O ex-vereador Dr. Jairinho foi condenado pelo 2º Tribunal do Júri do Rio de Janeiro a 43 anos, 9 meses e 20 dias de prisão pela morte de Henry Borel, ocorrida em março de 2021. O Conselho de Sentença o considerou culpado pelos crimes de homicídio duplamente qualificado, tortura e coação no curso do processo.

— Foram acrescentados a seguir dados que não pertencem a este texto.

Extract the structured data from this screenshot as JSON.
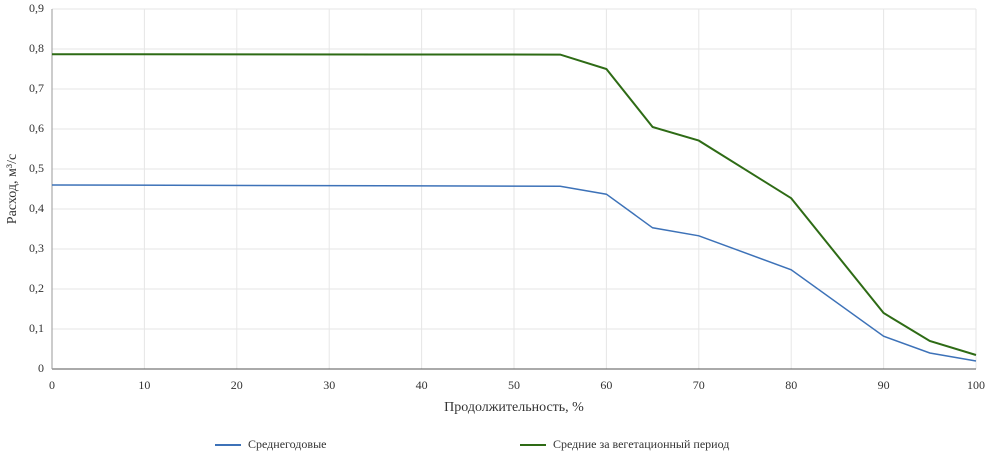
{
  "chart_data": {
    "type": "line",
    "x_label": "Продолжительность, %",
    "y_label": "Расход, м³/с",
    "x": [
      0,
      55,
      60,
      65,
      70,
      80,
      90,
      95,
      100
    ],
    "series": [
      {
        "name": "Среднегодовые",
        "color": "#3d72b8",
        "values": [
          0.46,
          0.457,
          0.437,
          0.353,
          0.333,
          0.248,
          0.082,
          0.04,
          0.02
        ]
      },
      {
        "name": "Средние  за вегетационный  период",
        "color": "#2e6b15",
        "values": [
          0.787,
          0.786,
          0.75,
          0.605,
          0.571,
          0.427,
          0.14,
          0.07,
          0.035
        ]
      }
    ],
    "xlim": [
      0,
      100
    ],
    "xticks": [
      0,
      10,
      20,
      30,
      40,
      50,
      60,
      70,
      80,
      90,
      100
    ],
    "ylim": [
      0,
      0.9
    ],
    "yticks": [
      0,
      {
        "value": 0.1,
        "label": "0,1"
      },
      {
        "value": 0.2,
        "label": "0,2"
      },
      {
        "value": 0.3,
        "label": "0,3"
      },
      {
        "value": 0.4,
        "label": "0,4"
      },
      {
        "value": 0.5,
        "label": "0,5"
      },
      {
        "value": 0.6,
        "label": "0,6"
      },
      {
        "value": 0.7,
        "label": "0,7"
      },
      {
        "value": 0.8,
        "label": "0,8"
      },
      {
        "value": 0.9,
        "label": "0,9"
      }
    ],
    "grid": true
  }
}
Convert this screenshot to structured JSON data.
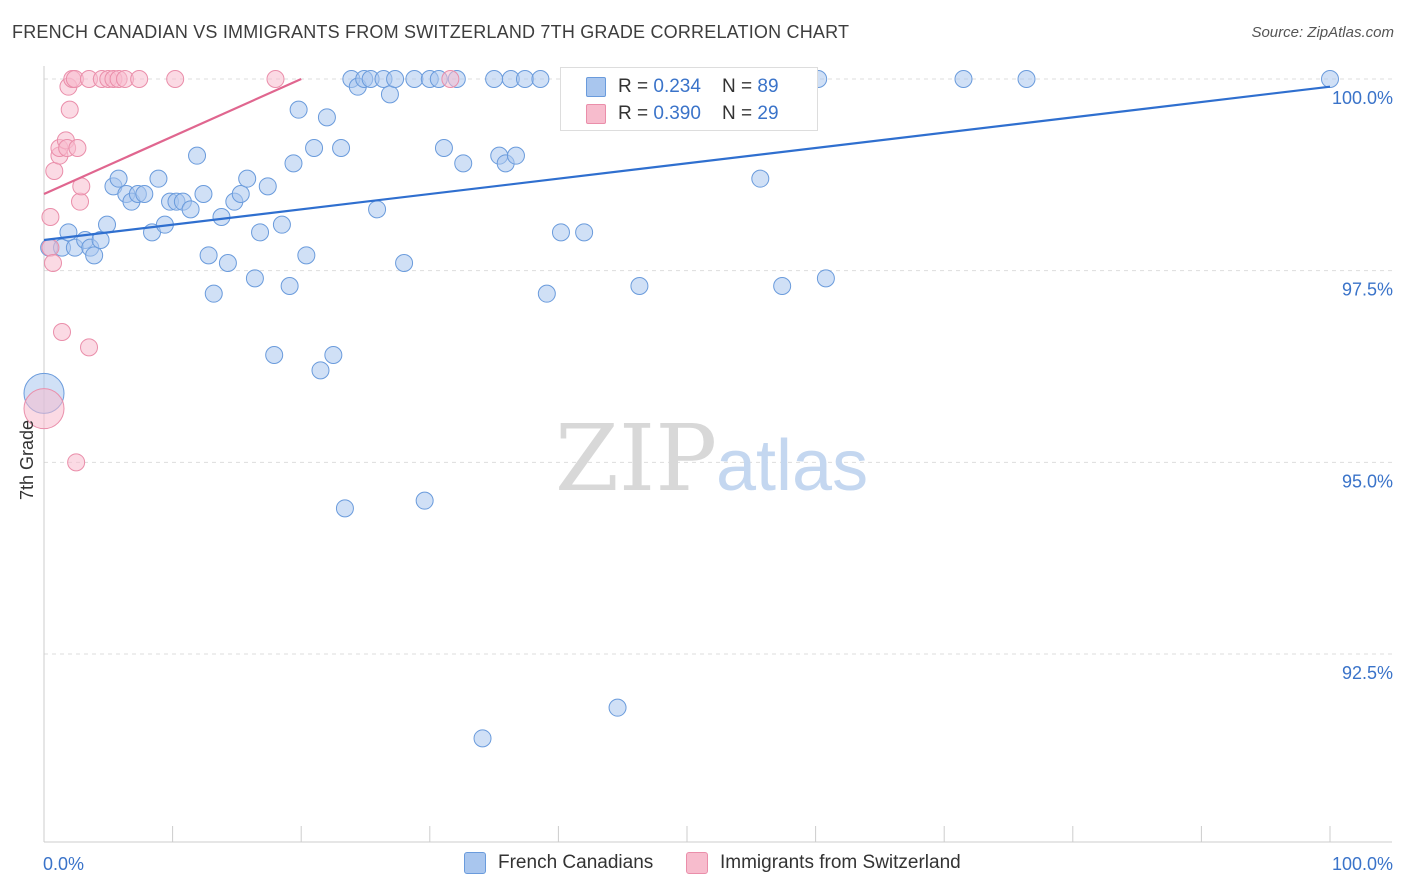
{
  "title": "FRENCH CANADIAN VS IMMIGRANTS FROM SWITZERLAND 7TH GRADE CORRELATION CHART",
  "source": "Source: ZipAtlas.com",
  "watermark": {
    "zip": "ZIP",
    "atlas": "atlas"
  },
  "legend": {
    "row1": {
      "r_label": "R = ",
      "r_value": "0.234",
      "n_label": "N = ",
      "n_value": "89"
    },
    "row2": {
      "r_label": "R = ",
      "r_value": "0.390",
      "n_label": "N = ",
      "n_value": "29"
    }
  },
  "bottom_legend": {
    "series1": "French Canadians",
    "series2": "Immigrants from Switzerland"
  },
  "colors": {
    "blue_fill": "#a9c6ee",
    "blue_stroke": "#6a9bdc",
    "blue_line": "#2f6fcf",
    "pink_fill": "#f7bccd",
    "pink_stroke": "#ea8eaa",
    "pink_line": "#e0668f",
    "axis_text": "#3a73c9",
    "grid": "#dddddd"
  },
  "chart_data": {
    "type": "scatter",
    "title": "FRENCH CANADIAN VS IMMIGRANTS FROM SWITZERLAND 7TH GRADE CORRELATION CHART",
    "xlabel": "",
    "ylabel": "7th Grade",
    "xlim": [
      0,
      100
    ],
    "ylim": [
      90.0,
      100.25
    ],
    "x_tick_labels": [
      "0.0%",
      "100.0%"
    ],
    "y_ticks": [
      {
        "value": 100.0,
        "label": "100.0%"
      },
      {
        "value": 97.5,
        "label": "97.5%"
      },
      {
        "value": 95.0,
        "label": "95.0%"
      },
      {
        "value": 92.5,
        "label": "92.5%"
      }
    ],
    "series": [
      {
        "name": "French Canadians",
        "color": "#6a9bdc",
        "R": 0.234,
        "N": 89,
        "trend": {
          "x": [
            0,
            100
          ],
          "y": [
            97.9,
            99.9
          ]
        },
        "points": [
          {
            "x": 0.0,
            "y": 95.9,
            "big": true
          },
          {
            "x": 0.4,
            "y": 97.8
          },
          {
            "x": 1.4,
            "y": 97.8
          },
          {
            "x": 1.9,
            "y": 98.0
          },
          {
            "x": 2.4,
            "y": 97.8
          },
          {
            "x": 3.2,
            "y": 97.9
          },
          {
            "x": 3.6,
            "y": 97.8
          },
          {
            "x": 3.9,
            "y": 97.7
          },
          {
            "x": 4.4,
            "y": 97.9
          },
          {
            "x": 4.9,
            "y": 98.1
          },
          {
            "x": 5.4,
            "y": 98.6
          },
          {
            "x": 5.8,
            "y": 98.7
          },
          {
            "x": 6.4,
            "y": 98.5
          },
          {
            "x": 6.8,
            "y": 98.4
          },
          {
            "x": 7.3,
            "y": 98.5
          },
          {
            "x": 7.8,
            "y": 98.5
          },
          {
            "x": 8.4,
            "y": 98.0
          },
          {
            "x": 8.9,
            "y": 98.7
          },
          {
            "x": 9.4,
            "y": 98.1
          },
          {
            "x": 9.8,
            "y": 98.4
          },
          {
            "x": 10.3,
            "y": 98.4
          },
          {
            "x": 10.8,
            "y": 98.4
          },
          {
            "x": 11.4,
            "y": 98.3
          },
          {
            "x": 11.9,
            "y": 99.0
          },
          {
            "x": 12.4,
            "y": 98.5
          },
          {
            "x": 12.8,
            "y": 97.7
          },
          {
            "x": 13.2,
            "y": 97.2
          },
          {
            "x": 13.8,
            "y": 98.2
          },
          {
            "x": 14.3,
            "y": 97.6
          },
          {
            "x": 14.8,
            "y": 98.4
          },
          {
            "x": 15.3,
            "y": 98.5
          },
          {
            "x": 15.8,
            "y": 98.7
          },
          {
            "x": 16.4,
            "y": 97.4
          },
          {
            "x": 16.8,
            "y": 98.0
          },
          {
            "x": 17.4,
            "y": 98.6
          },
          {
            "x": 17.9,
            "y": 96.4
          },
          {
            "x": 18.5,
            "y": 98.1
          },
          {
            "x": 19.1,
            "y": 97.3
          },
          {
            "x": 19.4,
            "y": 98.9
          },
          {
            "x": 19.8,
            "y": 99.6
          },
          {
            "x": 20.4,
            "y": 97.7
          },
          {
            "x": 21.0,
            "y": 99.1
          },
          {
            "x": 21.5,
            "y": 96.2
          },
          {
            "x": 22.0,
            "y": 99.5
          },
          {
            "x": 22.5,
            "y": 96.4
          },
          {
            "x": 23.1,
            "y": 99.1
          },
          {
            "x": 23.4,
            "y": 94.4
          },
          {
            "x": 23.9,
            "y": 100.0
          },
          {
            "x": 24.4,
            "y": 99.9
          },
          {
            "x": 24.9,
            "y": 100.0
          },
          {
            "x": 25.4,
            "y": 100.0
          },
          {
            "x": 25.9,
            "y": 98.3
          },
          {
            "x": 26.4,
            "y": 100.0
          },
          {
            "x": 26.9,
            "y": 99.8
          },
          {
            "x": 27.3,
            "y": 100.0
          },
          {
            "x": 28.0,
            "y": 97.6
          },
          {
            "x": 28.8,
            "y": 100.0
          },
          {
            "x": 29.6,
            "y": 94.5
          },
          {
            "x": 30.0,
            "y": 100.0
          },
          {
            "x": 30.7,
            "y": 100.0
          },
          {
            "x": 31.1,
            "y": 99.1
          },
          {
            "x": 32.1,
            "y": 100.0
          },
          {
            "x": 32.6,
            "y": 98.9
          },
          {
            "x": 34.1,
            "y": 91.4
          },
          {
            "x": 35.0,
            "y": 100.0
          },
          {
            "x": 35.4,
            "y": 99.0
          },
          {
            "x": 35.9,
            "y": 98.9
          },
          {
            "x": 36.3,
            "y": 100.0
          },
          {
            "x": 36.7,
            "y": 99.0
          },
          {
            "x": 37.4,
            "y": 100.0
          },
          {
            "x": 38.6,
            "y": 100.0
          },
          {
            "x": 39.1,
            "y": 97.2
          },
          {
            "x": 40.2,
            "y": 98.0
          },
          {
            "x": 42.0,
            "y": 98.0
          },
          {
            "x": 44.6,
            "y": 91.8
          },
          {
            "x": 46.3,
            "y": 97.3
          },
          {
            "x": 47.9,
            "y": 100.0
          },
          {
            "x": 50.6,
            "y": 100.0
          },
          {
            "x": 55.4,
            "y": 100.0
          },
          {
            "x": 55.7,
            "y": 98.7
          },
          {
            "x": 57.4,
            "y": 97.3
          },
          {
            "x": 60.2,
            "y": 100.0
          },
          {
            "x": 60.8,
            "y": 97.4
          },
          {
            "x": 71.5,
            "y": 100.0
          },
          {
            "x": 76.4,
            "y": 100.0
          },
          {
            "x": 100.0,
            "y": 100.0
          }
        ]
      },
      {
        "name": "Immigrants from Switzerland",
        "color": "#ea8eaa",
        "R": 0.39,
        "N": 29,
        "trend": {
          "x": [
            0,
            20
          ],
          "y": [
            98.5,
            100.0
          ]
        },
        "points": [
          {
            "x": 0.0,
            "y": 95.7,
            "big": true
          },
          {
            "x": 0.5,
            "y": 98.2
          },
          {
            "x": 0.5,
            "y": 97.8
          },
          {
            "x": 0.7,
            "y": 97.6
          },
          {
            "x": 0.8,
            "y": 98.8
          },
          {
            "x": 1.2,
            "y": 99.0
          },
          {
            "x": 1.2,
            "y": 99.1
          },
          {
            "x": 1.4,
            "y": 96.7
          },
          {
            "x": 1.7,
            "y": 99.2
          },
          {
            "x": 1.8,
            "y": 99.1
          },
          {
            "x": 1.9,
            "y": 99.9
          },
          {
            "x": 2.0,
            "y": 99.6
          },
          {
            "x": 2.2,
            "y": 100.0
          },
          {
            "x": 2.4,
            "y": 100.0
          },
          {
            "x": 2.5,
            "y": 95.0
          },
          {
            "x": 2.6,
            "y": 99.1
          },
          {
            "x": 2.8,
            "y": 98.4
          },
          {
            "x": 2.9,
            "y": 98.6
          },
          {
            "x": 3.5,
            "y": 96.5
          },
          {
            "x": 3.5,
            "y": 100.0
          },
          {
            "x": 4.5,
            "y": 100.0
          },
          {
            "x": 5.0,
            "y": 100.0
          },
          {
            "x": 5.4,
            "y": 100.0
          },
          {
            "x": 5.8,
            "y": 100.0
          },
          {
            "x": 6.3,
            "y": 100.0
          },
          {
            "x": 7.4,
            "y": 100.0
          },
          {
            "x": 10.2,
            "y": 100.0
          },
          {
            "x": 18.0,
            "y": 100.0
          },
          {
            "x": 31.6,
            "y": 100.0
          }
        ]
      }
    ]
  }
}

A decisão foi anunciada na madrugada desta quinta-feira (4), após dez dias de julgamento, considerado o mais longo da história recente do Tribunal do Júri fluminense.
A pena de Jairinho foi fixada em 35 anos, 6 meses e 20 dias pelo homicídio, 6 anos e 3 meses pela tortura e mais 2 anos pela coação. Ao definir a condenação, a juíza Elizabeth Machado Louro afirmou que o ex-vereador demonstrou uma “personalidade insidiosa”, destacando a vulnerabilidade da vítima.
Já Monique Medeiros, mãe de Henry, teve a acusação de homicídio doloso desclassificada pelos jurados. O entendimento foi de que não houve intenção de matar, mas negligência em sua conduta. Ela foi condenada por omissão em relação à tortura sofrida pelo filho.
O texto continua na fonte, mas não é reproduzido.